First, Preheat oven to 350 degrees.  In a medium bowl, combine beef, rice, black beans, green onions, half of the cheeses, 4 T enchilada sauce, chili seasoning blend, salt, 1 T. Chopped cilantro, and chipotle pepper or green chiles (if desired). Mix well.

Next, Evenly distribute the mixture between the tortillas and roll up.  Cover the bottom of a 9×13 dish with 1/3 cup enchilada sauce.  Place rolled-up enchiladas in a single layer in the baking dish and top with remaining enchilada sauce and cheeses.

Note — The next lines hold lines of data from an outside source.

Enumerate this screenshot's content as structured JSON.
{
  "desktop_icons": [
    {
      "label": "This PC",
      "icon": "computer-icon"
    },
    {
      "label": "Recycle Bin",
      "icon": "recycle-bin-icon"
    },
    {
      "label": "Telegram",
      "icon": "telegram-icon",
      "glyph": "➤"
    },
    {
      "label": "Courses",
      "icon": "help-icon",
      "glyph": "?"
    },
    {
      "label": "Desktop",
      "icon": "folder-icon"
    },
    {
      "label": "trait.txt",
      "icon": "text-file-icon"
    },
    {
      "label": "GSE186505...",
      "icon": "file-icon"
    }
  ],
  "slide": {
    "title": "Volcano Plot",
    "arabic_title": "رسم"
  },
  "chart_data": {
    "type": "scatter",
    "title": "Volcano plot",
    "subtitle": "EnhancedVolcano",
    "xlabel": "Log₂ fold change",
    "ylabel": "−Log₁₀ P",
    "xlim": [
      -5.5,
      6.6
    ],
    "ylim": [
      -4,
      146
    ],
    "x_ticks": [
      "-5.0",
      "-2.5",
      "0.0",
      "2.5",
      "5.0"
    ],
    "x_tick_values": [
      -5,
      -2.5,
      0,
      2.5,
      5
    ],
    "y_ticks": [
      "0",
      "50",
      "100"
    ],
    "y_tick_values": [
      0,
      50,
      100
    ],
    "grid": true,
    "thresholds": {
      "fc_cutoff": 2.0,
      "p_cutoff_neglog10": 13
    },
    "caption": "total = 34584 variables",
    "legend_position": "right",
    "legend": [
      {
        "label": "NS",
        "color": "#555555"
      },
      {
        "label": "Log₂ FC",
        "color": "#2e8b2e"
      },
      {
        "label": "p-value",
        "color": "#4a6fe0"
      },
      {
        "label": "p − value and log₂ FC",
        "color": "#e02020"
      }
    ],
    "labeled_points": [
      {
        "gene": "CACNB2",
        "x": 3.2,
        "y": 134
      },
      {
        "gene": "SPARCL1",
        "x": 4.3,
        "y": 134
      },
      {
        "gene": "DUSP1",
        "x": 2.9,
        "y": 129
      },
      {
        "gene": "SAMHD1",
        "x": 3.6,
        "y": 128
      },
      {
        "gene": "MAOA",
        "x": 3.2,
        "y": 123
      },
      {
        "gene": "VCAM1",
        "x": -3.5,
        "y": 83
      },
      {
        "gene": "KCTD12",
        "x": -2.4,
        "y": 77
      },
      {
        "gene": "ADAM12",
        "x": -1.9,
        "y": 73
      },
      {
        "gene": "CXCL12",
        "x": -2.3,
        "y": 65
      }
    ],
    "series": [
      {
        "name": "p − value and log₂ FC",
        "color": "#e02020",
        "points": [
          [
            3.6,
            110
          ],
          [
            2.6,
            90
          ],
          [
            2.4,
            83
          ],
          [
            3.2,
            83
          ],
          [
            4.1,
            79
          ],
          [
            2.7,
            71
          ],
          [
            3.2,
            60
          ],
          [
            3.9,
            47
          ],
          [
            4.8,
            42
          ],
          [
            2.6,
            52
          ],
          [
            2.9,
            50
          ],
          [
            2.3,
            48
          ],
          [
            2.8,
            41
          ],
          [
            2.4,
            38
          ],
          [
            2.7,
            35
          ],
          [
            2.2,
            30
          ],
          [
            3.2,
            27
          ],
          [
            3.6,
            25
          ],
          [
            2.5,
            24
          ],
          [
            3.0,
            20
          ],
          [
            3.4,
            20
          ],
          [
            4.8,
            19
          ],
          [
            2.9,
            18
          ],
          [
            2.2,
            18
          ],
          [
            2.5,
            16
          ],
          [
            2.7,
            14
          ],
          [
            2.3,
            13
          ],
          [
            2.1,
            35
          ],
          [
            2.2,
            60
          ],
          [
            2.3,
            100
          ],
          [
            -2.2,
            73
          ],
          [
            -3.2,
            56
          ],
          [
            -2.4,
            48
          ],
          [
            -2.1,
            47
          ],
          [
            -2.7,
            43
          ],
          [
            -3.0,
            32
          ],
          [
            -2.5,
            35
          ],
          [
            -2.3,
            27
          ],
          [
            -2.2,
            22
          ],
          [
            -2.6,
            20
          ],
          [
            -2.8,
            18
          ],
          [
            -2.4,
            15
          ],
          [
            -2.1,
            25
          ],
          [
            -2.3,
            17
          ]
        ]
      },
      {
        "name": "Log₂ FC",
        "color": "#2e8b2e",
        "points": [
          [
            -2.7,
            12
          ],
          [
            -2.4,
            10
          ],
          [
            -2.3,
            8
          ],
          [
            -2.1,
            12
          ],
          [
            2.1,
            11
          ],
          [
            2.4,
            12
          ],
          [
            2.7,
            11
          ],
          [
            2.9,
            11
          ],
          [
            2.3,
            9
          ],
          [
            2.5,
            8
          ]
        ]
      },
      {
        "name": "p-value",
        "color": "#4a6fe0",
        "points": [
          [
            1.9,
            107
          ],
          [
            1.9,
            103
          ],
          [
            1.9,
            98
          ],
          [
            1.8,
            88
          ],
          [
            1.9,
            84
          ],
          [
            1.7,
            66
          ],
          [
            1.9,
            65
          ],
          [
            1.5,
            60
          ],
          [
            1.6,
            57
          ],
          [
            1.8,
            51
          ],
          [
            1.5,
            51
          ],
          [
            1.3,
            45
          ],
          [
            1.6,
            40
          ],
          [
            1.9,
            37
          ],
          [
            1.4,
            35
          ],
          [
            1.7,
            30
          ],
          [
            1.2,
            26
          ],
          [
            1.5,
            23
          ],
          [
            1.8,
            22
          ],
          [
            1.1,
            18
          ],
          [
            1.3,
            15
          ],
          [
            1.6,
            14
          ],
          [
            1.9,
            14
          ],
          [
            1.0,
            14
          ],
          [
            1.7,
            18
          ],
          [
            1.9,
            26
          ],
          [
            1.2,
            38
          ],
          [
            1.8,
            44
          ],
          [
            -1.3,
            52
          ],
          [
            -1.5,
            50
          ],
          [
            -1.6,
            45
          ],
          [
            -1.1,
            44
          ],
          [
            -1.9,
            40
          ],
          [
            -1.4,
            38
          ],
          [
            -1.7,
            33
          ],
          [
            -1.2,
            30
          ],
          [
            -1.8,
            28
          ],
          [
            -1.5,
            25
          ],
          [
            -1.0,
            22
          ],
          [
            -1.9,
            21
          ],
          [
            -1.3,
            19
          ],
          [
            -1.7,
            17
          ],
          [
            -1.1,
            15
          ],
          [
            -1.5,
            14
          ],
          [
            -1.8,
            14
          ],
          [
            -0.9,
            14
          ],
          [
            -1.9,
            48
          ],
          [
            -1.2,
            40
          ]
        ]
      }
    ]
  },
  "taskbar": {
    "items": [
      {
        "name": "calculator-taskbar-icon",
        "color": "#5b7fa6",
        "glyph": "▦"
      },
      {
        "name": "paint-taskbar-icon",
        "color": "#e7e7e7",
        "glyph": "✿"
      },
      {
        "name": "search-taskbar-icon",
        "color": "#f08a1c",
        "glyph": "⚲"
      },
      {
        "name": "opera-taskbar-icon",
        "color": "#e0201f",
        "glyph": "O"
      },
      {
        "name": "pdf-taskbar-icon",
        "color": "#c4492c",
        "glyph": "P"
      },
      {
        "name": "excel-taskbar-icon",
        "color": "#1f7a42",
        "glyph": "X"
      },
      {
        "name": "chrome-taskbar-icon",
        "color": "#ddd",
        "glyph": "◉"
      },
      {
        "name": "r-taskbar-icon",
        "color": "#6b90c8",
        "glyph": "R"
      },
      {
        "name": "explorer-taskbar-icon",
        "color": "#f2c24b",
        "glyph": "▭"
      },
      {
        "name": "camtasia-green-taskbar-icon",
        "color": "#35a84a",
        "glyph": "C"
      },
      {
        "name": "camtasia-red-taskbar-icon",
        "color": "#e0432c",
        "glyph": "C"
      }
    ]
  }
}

Then, Bake in preheated oven until cheese melts and enchiladas are heated through, about 20 minutes.  Top with remaining chopped cilantro.  Serve each enchilada on top of shredded lettuce alongside a dallop of guacamole and sour cream and a few tortilla chips, if desired.

 

Classic Enchiladas Recipe

Ingredients
  

  • 1 c. beef cooked and cut into bite-sized pieces
  • 1 ½ c. cooked rice
  • 3/4 c. black beans
  • 4 green onions chopped
  • 1 c. shredded Monterey jack or pepper jack cheese, divided
  • 1 c. shredded Cheddar cheese divided
  • 1 19-oz can enchilada sauce
  • 2 t. chili seasoning blend
  • 1 t. salt
  • 2 T. Chopped fresh cilantro divided
  • 1 chipotle pepper chopped OR 2 T. chopped green chiles (optional...either will add heat)
  • 8 flour tortillas room temperature
  • sour cream guacamole, chopped iceberg lettuce, tortilla chips for serving

Instructions
 

  • First, Preheat oven to 350 degrees. In a medium bowl, combine beef, rice, black beans, green onions, half of the cheeses, 4 T enchilada sauce, chili seasoning blend, salt, 1 T. Chopped cilantro, and chipotle pepper or green chiles (if desired). Mix well.
  • Next, Evenly distribute the mixture between the tortillas and roll up. Cover the bottom of a 9x13 dish with 1/3 cup enchilada sauce. Place rolled-up enchiladas in a single layer in the baking dish and top with remaining enchilada sauce and cheeses.
  • Then, Bake in preheated oven until cheese melts and enchiladas are heated through, about 20 minutes. Top with remaining chopped cilantro. Serve each enchilada on top of shredded lettuce alongside a dallop of guacamole and sour cream and a few tortilla chips, if desired.